I feel the Guru’s welcome as I pranam to Bhagawan. I go next door to the Shiva temple. As I walk down the stairs I am hit by a powerful force of Shakti and as I bow to the lingam I hear Baba’s voice, ‘I am here now.’
Gurubhakti, love of the guru, is palpable in Ganeshpuri. I take heart that the village is open to us even though we are in some way, interlopers. I can only glimpse the complexity of village life. There is a natural balance that is disturbed by our group’s presence. It is inevitable that when East meets West there is a clash. To be tentative here is to be wise. We bring prosperity, charity and caring and we receive love and Bhagawan’s grace. The villagers are not used to so much input from the West. Occasional Western visitors pass through but large groups of 90 to 100 like ours are rare. We are slowly becoming family.

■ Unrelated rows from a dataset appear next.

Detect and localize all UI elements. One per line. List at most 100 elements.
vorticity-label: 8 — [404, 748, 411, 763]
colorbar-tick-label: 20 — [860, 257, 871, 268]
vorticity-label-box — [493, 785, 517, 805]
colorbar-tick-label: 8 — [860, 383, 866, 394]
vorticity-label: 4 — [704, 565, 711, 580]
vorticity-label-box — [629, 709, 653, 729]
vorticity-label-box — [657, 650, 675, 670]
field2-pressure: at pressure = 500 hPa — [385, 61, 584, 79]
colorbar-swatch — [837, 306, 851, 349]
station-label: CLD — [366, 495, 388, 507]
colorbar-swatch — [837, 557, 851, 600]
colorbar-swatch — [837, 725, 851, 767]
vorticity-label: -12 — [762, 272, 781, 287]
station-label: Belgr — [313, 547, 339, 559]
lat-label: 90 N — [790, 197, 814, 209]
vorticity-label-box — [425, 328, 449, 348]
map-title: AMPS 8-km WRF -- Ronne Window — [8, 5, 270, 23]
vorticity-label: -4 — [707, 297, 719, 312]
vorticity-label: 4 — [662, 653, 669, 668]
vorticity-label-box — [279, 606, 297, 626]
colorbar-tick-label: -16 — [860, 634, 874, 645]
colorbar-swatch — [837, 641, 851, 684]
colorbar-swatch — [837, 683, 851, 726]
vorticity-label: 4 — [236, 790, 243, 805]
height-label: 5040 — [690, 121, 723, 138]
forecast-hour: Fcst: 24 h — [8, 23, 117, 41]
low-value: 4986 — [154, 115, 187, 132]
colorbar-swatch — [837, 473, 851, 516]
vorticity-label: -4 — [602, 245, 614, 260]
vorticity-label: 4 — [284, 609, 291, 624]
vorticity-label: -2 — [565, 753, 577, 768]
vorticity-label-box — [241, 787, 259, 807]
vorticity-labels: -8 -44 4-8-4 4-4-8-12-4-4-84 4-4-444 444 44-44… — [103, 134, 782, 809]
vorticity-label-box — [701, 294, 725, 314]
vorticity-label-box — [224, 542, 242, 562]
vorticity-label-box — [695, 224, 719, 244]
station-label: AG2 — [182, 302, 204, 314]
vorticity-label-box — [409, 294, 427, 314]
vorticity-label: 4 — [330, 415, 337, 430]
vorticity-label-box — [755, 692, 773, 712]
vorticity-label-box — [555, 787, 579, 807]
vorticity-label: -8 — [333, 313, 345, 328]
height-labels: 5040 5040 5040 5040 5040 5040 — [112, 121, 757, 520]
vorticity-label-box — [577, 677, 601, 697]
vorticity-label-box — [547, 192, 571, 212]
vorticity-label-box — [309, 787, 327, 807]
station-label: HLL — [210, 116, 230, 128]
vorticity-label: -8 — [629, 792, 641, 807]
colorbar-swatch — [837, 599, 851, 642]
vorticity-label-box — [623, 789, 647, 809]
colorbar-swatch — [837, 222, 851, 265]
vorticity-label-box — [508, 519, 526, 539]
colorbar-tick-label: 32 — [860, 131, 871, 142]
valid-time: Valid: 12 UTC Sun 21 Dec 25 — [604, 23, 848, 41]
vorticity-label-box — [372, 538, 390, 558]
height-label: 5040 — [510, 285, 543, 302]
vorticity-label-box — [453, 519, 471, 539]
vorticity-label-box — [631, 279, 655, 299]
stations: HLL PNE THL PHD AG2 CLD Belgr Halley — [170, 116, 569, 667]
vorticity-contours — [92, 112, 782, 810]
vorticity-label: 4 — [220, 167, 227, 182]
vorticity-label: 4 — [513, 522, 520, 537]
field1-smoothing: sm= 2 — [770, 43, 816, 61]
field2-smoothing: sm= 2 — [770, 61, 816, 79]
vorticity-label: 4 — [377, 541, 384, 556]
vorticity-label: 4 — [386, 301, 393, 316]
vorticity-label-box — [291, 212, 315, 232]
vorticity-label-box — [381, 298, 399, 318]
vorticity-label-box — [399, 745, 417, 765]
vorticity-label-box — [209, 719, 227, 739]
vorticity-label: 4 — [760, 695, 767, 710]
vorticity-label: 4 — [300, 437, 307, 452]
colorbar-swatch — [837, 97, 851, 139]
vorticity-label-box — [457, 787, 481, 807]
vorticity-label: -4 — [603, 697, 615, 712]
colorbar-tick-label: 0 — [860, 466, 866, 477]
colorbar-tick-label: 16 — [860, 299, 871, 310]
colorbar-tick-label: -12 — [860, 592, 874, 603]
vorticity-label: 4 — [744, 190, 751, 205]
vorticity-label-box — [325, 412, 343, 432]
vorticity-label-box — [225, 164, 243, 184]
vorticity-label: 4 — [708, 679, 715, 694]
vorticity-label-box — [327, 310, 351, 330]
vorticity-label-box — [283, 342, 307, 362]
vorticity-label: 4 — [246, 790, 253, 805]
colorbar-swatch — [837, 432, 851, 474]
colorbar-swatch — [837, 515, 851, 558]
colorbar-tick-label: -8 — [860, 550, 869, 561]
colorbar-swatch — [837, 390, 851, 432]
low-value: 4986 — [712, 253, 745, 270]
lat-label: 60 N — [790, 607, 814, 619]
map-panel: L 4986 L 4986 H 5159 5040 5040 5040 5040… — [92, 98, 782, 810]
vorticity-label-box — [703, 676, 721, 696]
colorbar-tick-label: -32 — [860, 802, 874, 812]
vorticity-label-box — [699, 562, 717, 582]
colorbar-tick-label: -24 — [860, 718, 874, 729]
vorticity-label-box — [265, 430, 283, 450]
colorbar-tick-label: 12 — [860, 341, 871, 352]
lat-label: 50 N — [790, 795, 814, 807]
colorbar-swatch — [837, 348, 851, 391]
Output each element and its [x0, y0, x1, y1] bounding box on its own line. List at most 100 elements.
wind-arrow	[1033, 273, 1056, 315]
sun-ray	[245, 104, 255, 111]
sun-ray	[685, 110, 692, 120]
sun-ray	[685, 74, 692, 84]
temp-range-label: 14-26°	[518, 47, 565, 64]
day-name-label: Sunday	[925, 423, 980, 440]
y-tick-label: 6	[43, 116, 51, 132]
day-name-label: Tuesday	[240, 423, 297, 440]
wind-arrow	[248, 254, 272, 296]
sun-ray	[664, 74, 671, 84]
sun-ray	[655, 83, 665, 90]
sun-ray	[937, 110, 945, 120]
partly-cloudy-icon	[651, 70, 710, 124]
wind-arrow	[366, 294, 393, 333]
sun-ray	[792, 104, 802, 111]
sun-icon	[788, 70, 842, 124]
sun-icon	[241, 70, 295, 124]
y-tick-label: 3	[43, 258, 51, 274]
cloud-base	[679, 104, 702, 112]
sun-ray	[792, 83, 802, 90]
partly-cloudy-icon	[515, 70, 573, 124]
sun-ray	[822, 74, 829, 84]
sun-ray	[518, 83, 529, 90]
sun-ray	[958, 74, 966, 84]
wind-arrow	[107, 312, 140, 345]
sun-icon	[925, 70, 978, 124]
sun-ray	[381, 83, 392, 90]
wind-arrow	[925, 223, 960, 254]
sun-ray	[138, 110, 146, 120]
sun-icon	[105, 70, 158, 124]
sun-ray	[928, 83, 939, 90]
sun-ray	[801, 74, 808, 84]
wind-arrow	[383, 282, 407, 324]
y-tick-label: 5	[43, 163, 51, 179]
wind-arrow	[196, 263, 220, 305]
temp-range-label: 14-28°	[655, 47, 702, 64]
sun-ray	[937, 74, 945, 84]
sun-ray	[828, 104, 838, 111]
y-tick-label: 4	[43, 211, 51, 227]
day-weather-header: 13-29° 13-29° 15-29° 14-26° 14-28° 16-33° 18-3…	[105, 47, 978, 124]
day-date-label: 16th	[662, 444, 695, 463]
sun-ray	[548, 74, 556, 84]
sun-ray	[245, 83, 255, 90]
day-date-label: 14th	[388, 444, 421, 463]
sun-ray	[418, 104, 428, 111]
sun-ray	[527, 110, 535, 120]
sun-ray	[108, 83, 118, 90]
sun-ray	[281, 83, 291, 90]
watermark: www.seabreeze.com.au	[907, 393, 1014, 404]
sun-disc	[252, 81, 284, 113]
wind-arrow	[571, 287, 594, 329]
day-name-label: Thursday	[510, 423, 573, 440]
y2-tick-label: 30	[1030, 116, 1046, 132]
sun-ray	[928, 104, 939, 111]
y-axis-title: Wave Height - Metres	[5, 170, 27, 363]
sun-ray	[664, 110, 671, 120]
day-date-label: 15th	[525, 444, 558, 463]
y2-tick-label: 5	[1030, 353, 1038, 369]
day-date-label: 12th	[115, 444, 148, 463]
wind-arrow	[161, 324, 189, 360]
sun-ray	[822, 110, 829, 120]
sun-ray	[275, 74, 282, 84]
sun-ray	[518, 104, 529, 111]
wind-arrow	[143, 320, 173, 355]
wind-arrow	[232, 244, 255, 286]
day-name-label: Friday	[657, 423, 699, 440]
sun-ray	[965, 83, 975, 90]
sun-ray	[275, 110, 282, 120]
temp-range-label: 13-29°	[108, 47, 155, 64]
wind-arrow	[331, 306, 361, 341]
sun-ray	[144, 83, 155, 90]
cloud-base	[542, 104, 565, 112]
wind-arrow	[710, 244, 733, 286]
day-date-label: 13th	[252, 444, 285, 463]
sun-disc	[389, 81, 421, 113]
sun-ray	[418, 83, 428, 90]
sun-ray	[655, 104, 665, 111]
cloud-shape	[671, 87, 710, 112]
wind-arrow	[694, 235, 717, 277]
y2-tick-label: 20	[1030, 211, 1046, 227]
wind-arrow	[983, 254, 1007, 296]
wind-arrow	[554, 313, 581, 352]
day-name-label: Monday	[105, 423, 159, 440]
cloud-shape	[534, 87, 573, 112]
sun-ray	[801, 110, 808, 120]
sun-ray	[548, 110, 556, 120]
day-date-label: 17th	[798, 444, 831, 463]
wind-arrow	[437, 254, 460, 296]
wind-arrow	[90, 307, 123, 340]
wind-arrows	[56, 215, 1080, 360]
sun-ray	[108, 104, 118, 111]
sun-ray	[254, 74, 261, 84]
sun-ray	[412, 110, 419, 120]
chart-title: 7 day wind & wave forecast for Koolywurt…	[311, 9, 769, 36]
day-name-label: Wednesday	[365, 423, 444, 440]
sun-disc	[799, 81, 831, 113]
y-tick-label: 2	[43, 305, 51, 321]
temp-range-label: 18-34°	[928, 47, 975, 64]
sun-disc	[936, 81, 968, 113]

To walk through the temple doors and glimpse Bhagawan as he presides over this domain is a joy. Even though his Shakti is powerful in Mt Eliza, here for me, he is more potent. To watch the devotees file in one by one gives me such pleasure. The newbies especially are looking at him in wonder. Their faces are radiant with light and awe. The mystical power emanating from Bhagawan can only be God’s grace. This place is magical.
Guruji has often said that his favorite service to Baba was to introduce new people to him. And now with humility and love he leads them to Bhagawan. I pray, ‘let these doors always be open.’
Guruji and I are ushered beyond the silver barriers into his samadhi. We are allowed to touch him, receive his blessings and bow. We perform the Arati and everyone chimes in. The priests are smiling and glad to see us. It is so good to be home.